George Reid is currently a lecturer in (ludo)musicology at Kingston University, London, and his research interests lie primarily in the fields of ludomusicology, music fan and (sub)cultural studies, vital materialist and queer approaches to audiovisual media and music, and the ways in which audiovisual media and music can engender nostalgia. Kingston University also recently awarded him his PhD in musicology, funded by the AHRC. His thesis developed a new framework to analyse the relationship between music and identity in chiptune fan cultures, with specific focus on the ludomusical interactions between the non/human agencies of technology, memory and body, and timbre.
He is currently preparing to publish his thesis with Amsterdam University Press, and he is co-editor of the forthcoming Chiptune Studies Reader with Oxford University Press. Outside his academic work he enjoys composing chiptune, synthpop, soundtracks to 1980s films and retro video games that never existed, and he is also an avid pixel artist.
Zachary Diaz is a PhD Student in Musicology at the University of Bristol. His doctoral dissertation focuses on the music of the late hip-hop producer J Dilla. He is also a hip-hop producer himself, having released several instrumental hip-hop projects under the Manchester-based record label Beatsupply and Bristol-based label Echo World. His research and lectures focus on hip-hop production, the history of digital sampling, and global beat-making cultures.
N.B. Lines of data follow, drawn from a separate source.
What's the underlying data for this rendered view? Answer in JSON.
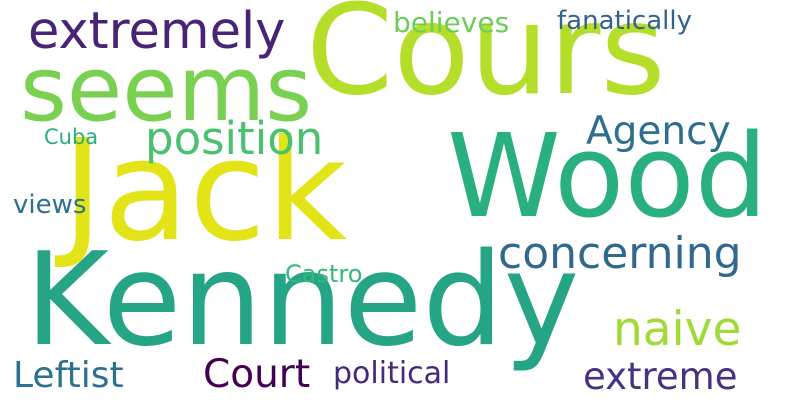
{
  "words": [
    {
      "text": "Jack",
      "color": "#e2e418"
    },
    {
      "text": "Wood",
      "color": "#2ab07f"
    },
    {
      "text": "Kennedy",
      "color": "#25a585"
    },
    {
      "text": "Cours",
      "color": "#b5de2b"
    },
    {
      "text": "seems",
      "color": "#7ad151"
    },
    {
      "text": "extremely",
      "color": "#482475"
    },
    {
      "text": "position",
      "color": "#4ac16d"
    },
    {
      "text": "concerning",
      "color": "#31688e"
    },
    {
      "text": "naive",
      "color": "#a0da39"
    },
    {
      "text": "Agency",
      "color": "#2e6f8e"
    },
    {
      "text": "Court",
      "color": "#440154"
    },
    {
      "text": "extreme",
      "color": "#46327e"
    },
    {
      "text": "Leftist",
      "color": "#2c728e"
    },
    {
      "text": "political",
      "color": "#482878"
    },
    {
      "text": "believes",
      "color": "#6ccd5a"
    },
    {
      "text": "fanatically",
      "color": "#33638d"
    },
    {
      "text": "views",
      "color": "#2d708e"
    },
    {
      "text": "Castro",
      "color": "#35b779"
    },
    {
      "text": "Cuba",
      "color": "#29af7f"
    }
  ]
}
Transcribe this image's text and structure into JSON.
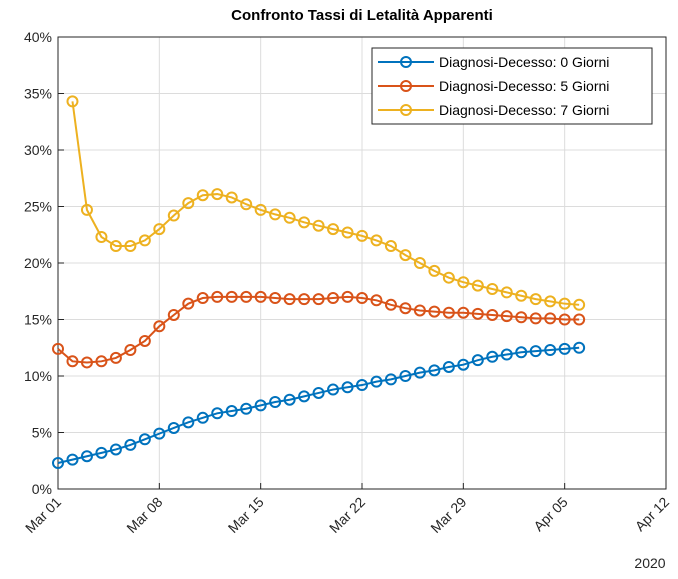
{
  "chart_data": {
    "type": "line",
    "title": "Confronto Tassi di Letalità Apparenti",
    "x_secondary_label": "2020",
    "x": [
      "2020-03-01",
      "2020-03-02",
      "2020-03-03",
      "2020-03-04",
      "2020-03-05",
      "2020-03-06",
      "2020-03-07",
      "2020-03-08",
      "2020-03-09",
      "2020-03-10",
      "2020-03-11",
      "2020-03-12",
      "2020-03-13",
      "2020-03-14",
      "2020-03-15",
      "2020-03-16",
      "2020-03-17",
      "2020-03-18",
      "2020-03-19",
      "2020-03-20",
      "2020-03-21",
      "2020-03-22",
      "2020-03-23",
      "2020-03-24",
      "2020-03-25",
      "2020-03-26",
      "2020-03-27",
      "2020-03-28",
      "2020-03-29",
      "2020-03-30",
      "2020-03-31",
      "2020-04-01",
      "2020-04-02",
      "2020-04-03",
      "2020-04-04",
      "2020-04-05",
      "2020-04-06"
    ],
    "series": [
      {
        "name": "Diagnosi-Decesso: 0 Giorni",
        "color": "#0072bd",
        "values": [
          2.3,
          2.6,
          2.9,
          3.2,
          3.5,
          3.9,
          4.4,
          4.9,
          5.4,
          5.9,
          6.3,
          6.7,
          6.9,
          7.1,
          7.4,
          7.7,
          7.9,
          8.2,
          8.5,
          8.8,
          9.0,
          9.2,
          9.5,
          9.7,
          10.0,
          10.3,
          10.5,
          10.8,
          11.0,
          11.4,
          11.7,
          11.9,
          12.1,
          12.2,
          12.3,
          12.4,
          12.5
        ]
      },
      {
        "name": "Diagnosi-Decesso: 5 Giorni",
        "color": "#d95319",
        "values": [
          12.4,
          11.3,
          11.2,
          11.3,
          11.6,
          12.3,
          13.1,
          14.4,
          15.4,
          16.4,
          16.9,
          17.0,
          17.0,
          17.0,
          17.0,
          16.9,
          16.8,
          16.8,
          16.8,
          16.9,
          17.0,
          16.9,
          16.7,
          16.3,
          16.0,
          15.8,
          15.7,
          15.6,
          15.6,
          15.5,
          15.4,
          15.3,
          15.2,
          15.1,
          15.1,
          15.0,
          15.0
        ]
      },
      {
        "name": "Diagnosi-Decesso: 7 Giorni",
        "color": "#edb120",
        "values": [
          null,
          34.3,
          24.7,
          22.3,
          21.5,
          21.5,
          22.0,
          23.0,
          24.2,
          25.3,
          26.0,
          26.1,
          25.8,
          25.2,
          24.7,
          24.3,
          24.0,
          23.6,
          23.3,
          23.0,
          22.7,
          22.4,
          22.0,
          21.5,
          20.7,
          20.0,
          19.3,
          18.7,
          18.3,
          18.0,
          17.7,
          17.4,
          17.1,
          16.8,
          16.6,
          16.4,
          16.3
        ]
      }
    ],
    "xlim": [
      "2020-03-01",
      "2020-04-12"
    ],
    "xticks": [
      {
        "value": "2020-03-01",
        "label": "Mar 01"
      },
      {
        "value": "2020-03-08",
        "label": "Mar 08"
      },
      {
        "value": "2020-03-15",
        "label": "Mar 15"
      },
      {
        "value": "2020-03-22",
        "label": "Mar 22"
      },
      {
        "value": "2020-03-29",
        "label": "Mar 29"
      },
      {
        "value": "2020-04-05",
        "label": "Apr 05"
      },
      {
        "value": "2020-04-12",
        "label": "Apr 12"
      }
    ],
    "ylim": [
      0,
      40
    ],
    "yticks": [
      {
        "value": 0,
        "label": "0%"
      },
      {
        "value": 5,
        "label": "5%"
      },
      {
        "value": 10,
        "label": "10%"
      },
      {
        "value": 15,
        "label": "15%"
      },
      {
        "value": 20,
        "label": "20%"
      },
      {
        "value": 25,
        "label": "25%"
      },
      {
        "value": 30,
        "label": "30%"
      },
      {
        "value": 35,
        "label": "35%"
      },
      {
        "value": 40,
        "label": "40%"
      }
    ],
    "grid": true,
    "legend_position": "northeast"
  }
}
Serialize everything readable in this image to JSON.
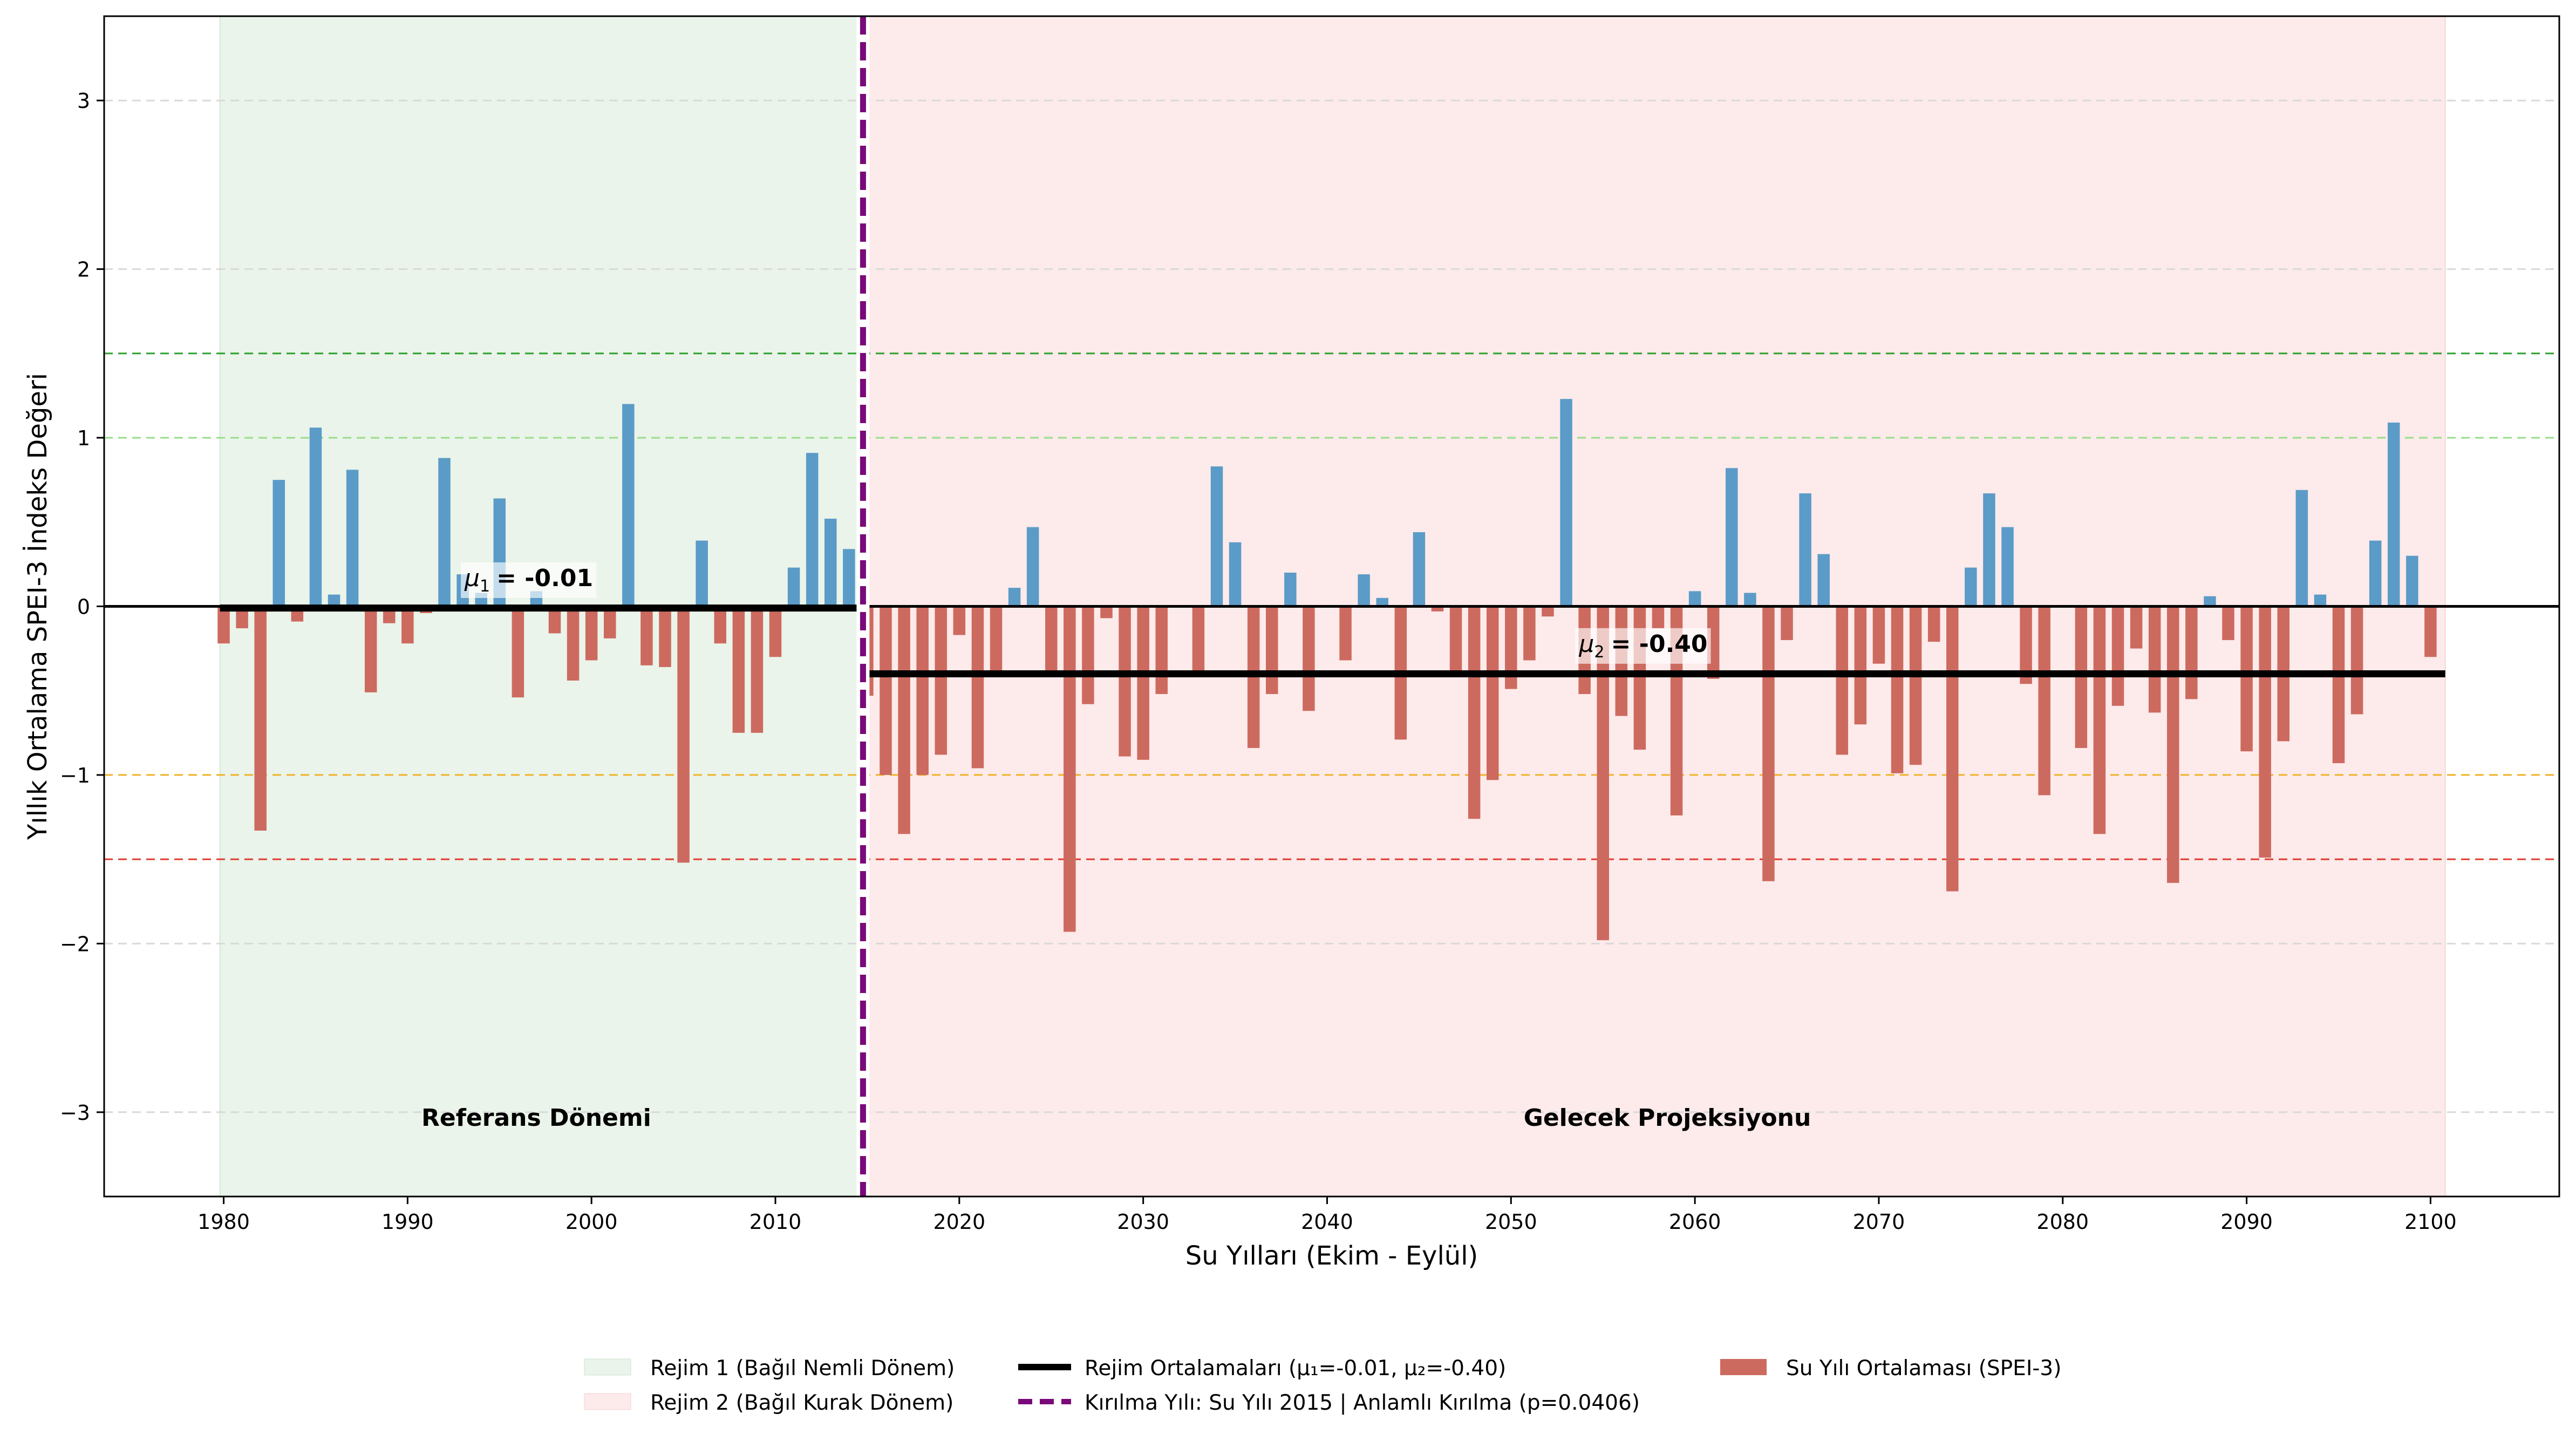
{
  "colors": {
    "positive_bar": "#5b9bc8",
    "negative_bar": "#cd6a5f",
    "regime1_fill": "#eaf4ea",
    "regime2_fill": "#fdeaea",
    "break_line": "#7a0a7a",
    "mean_line": "#000000",
    "wet_extreme": "#2ca02c",
    "wet_moderate": "#98df8a",
    "dry_moderate": "#f0b429",
    "dry_extreme": "#e03c31",
    "grid": "#d9d9d9"
  },
  "chart_data": {
    "type": "bar",
    "xlabel": "Su Yılları (Ekim - Eylül)",
    "ylabel": "Yıllık Ortalama SPEI-3 İndeks Değeri",
    "xlim": [
      1973.5,
      2107
    ],
    "ylim": [
      -3.5,
      3.5
    ],
    "x_ticks": [
      1980,
      1990,
      2000,
      2010,
      2020,
      2030,
      2040,
      2050,
      2060,
      2070,
      2080,
      2090,
      2100
    ],
    "y_ticks": [
      3,
      2,
      1,
      0,
      -1,
      -2,
      -3
    ],
    "y_tick_labels": [
      "3",
      "2",
      "1",
      "0",
      "−1",
      "−2",
      "−3"
    ],
    "grid": "horizontal dashed",
    "threshold_lines": [
      1.5,
      1.0,
      -1.0,
      -1.5
    ],
    "regimes": [
      {
        "label": "Rejim 1 (Bağıl Nemli Dönem)",
        "start": 1979.8,
        "end": 2014.9,
        "mean": -0.01,
        "mean_label": "= -0.01",
        "mean_symbol": "μ",
        "mean_sub": "1",
        "period_label": "Referans Dönemi"
      },
      {
        "label": "Rejim 2 (Bağıl Kurak Dönem)",
        "start": 2014.9,
        "end": 2100.8,
        "mean": -0.4,
        "mean_label": "= -0.40",
        "mean_symbol": "μ",
        "mean_sub": "2",
        "period_label": "Gelecek Projeksiyonu"
      }
    ],
    "break_year": 2015,
    "legend": {
      "placement": "bottom-center",
      "entries": [
        "Rejim 1 (Bağıl Nemli Dönem)",
        "Rejim 2 (Bağıl Kurak Dönem)",
        "Rejim Ortalamaları (μ₁=-0.01, μ₂=-0.40)",
        "Kırılma Yılı: Su Yılı 2015 | Anlamlı Kırılma (p=0.0406)",
        "Su Yılı Ortalaması (SPEI-3)"
      ]
    },
    "series": [
      {
        "name": "Su Yılı Ortalaması (SPEI-3)",
        "x": [
          1980,
          1981,
          1982,
          1983,
          1984,
          1985,
          1986,
          1987,
          1988,
          1989,
          1990,
          1991,
          1992,
          1993,
          1994,
          1995,
          1996,
          1997,
          1998,
          1999,
          2000,
          2001,
          2002,
          2003,
          2004,
          2005,
          2006,
          2007,
          2008,
          2009,
          2010,
          2011,
          2012,
          2013,
          2014,
          2015,
          2016,
          2017,
          2018,
          2019,
          2020,
          2021,
          2022,
          2023,
          2024,
          2025,
          2026,
          2027,
          2028,
          2029,
          2030,
          2031,
          2032,
          2033,
          2034,
          2035,
          2036,
          2037,
          2038,
          2039,
          2040,
          2041,
          2042,
          2043,
          2044,
          2045,
          2046,
          2047,
          2048,
          2049,
          2050,
          2051,
          2052,
          2053,
          2054,
          2055,
          2056,
          2057,
          2058,
          2059,
          2060,
          2061,
          2062,
          2063,
          2064,
          2065,
          2066,
          2067,
          2068,
          2069,
          2070,
          2071,
          2072,
          2073,
          2074,
          2075,
          2076,
          2077,
          2078,
          2079,
          2080,
          2081,
          2082,
          2083,
          2084,
          2085,
          2086,
          2087,
          2088,
          2089,
          2090,
          2091,
          2092,
          2093,
          2094,
          2095,
          2096,
          2097,
          2098,
          2099,
          2100
        ],
        "values": [
          -0.22,
          -0.13,
          -1.33,
          0.75,
          -0.09,
          1.06,
          0.07,
          0.81,
          -0.51,
          -0.1,
          -0.22,
          -0.04,
          0.88,
          0.19,
          0.08,
          0.64,
          -0.54,
          0.09,
          -0.16,
          -0.44,
          -0.32,
          -0.19,
          1.2,
          -0.35,
          -0.36,
          -1.52,
          0.39,
          -0.22,
          -0.75,
          -0.75,
          -0.3,
          0.23,
          0.91,
          0.52,
          0.34,
          -0.53,
          -1.0,
          -1.35,
          -1.0,
          -0.88,
          -0.17,
          -0.96,
          -0.41,
          0.11,
          0.47,
          -0.41,
          -1.93,
          -0.58,
          -0.07,
          -0.89,
          -0.91,
          -0.52,
          0.0,
          -0.4,
          0.83,
          0.38,
          -0.84,
          -0.52,
          0.2,
          -0.62,
          0.0,
          -0.32,
          0.19,
          0.05,
          -0.79,
          0.44,
          -0.03,
          -0.4,
          -1.26,
          -1.03,
          -0.49,
          -0.32,
          -0.06,
          1.23,
          -0.52,
          -1.98,
          -0.65,
          -0.85,
          -0.13,
          -1.24,
          0.09,
          -0.43,
          0.82,
          0.08,
          -1.63,
          -0.2,
          0.67,
          0.31,
          -0.88,
          -0.7,
          -0.34,
          -0.99,
          -0.94,
          -0.21,
          -1.69,
          0.23,
          0.67,
          0.47,
          -0.46,
          -1.12,
          0.0,
          -0.84,
          -1.35,
          -0.59,
          -0.25,
          -0.63,
          -1.64,
          -0.55,
          0.06,
          -0.2,
          -0.86,
          -1.49,
          -0.8,
          0.69,
          0.07,
          -0.93,
          -0.64,
          0.39,
          1.09,
          0.3,
          -0.3
        ]
      }
    ]
  }
}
Holly Shone is a PhD student currently studying at Bangor University in North Wales, having completed her undergraduate and master's degree at the same institution. Primarily a musicologist, Holly is focusing on the music of Italian composer Ludovico Einaudi to understand the contrasting critical and public reception of his music, along with a detailed analysis of select pieces from his oeuvre. Her wider research interests include the reception of ‘classical’ music amongst adolescents, and contemporary postminimalist music. Alongside her research, Holly is a pianist for a number of student ensembles at Bangor University, as well as participating as an alto in the University Chamber Choir.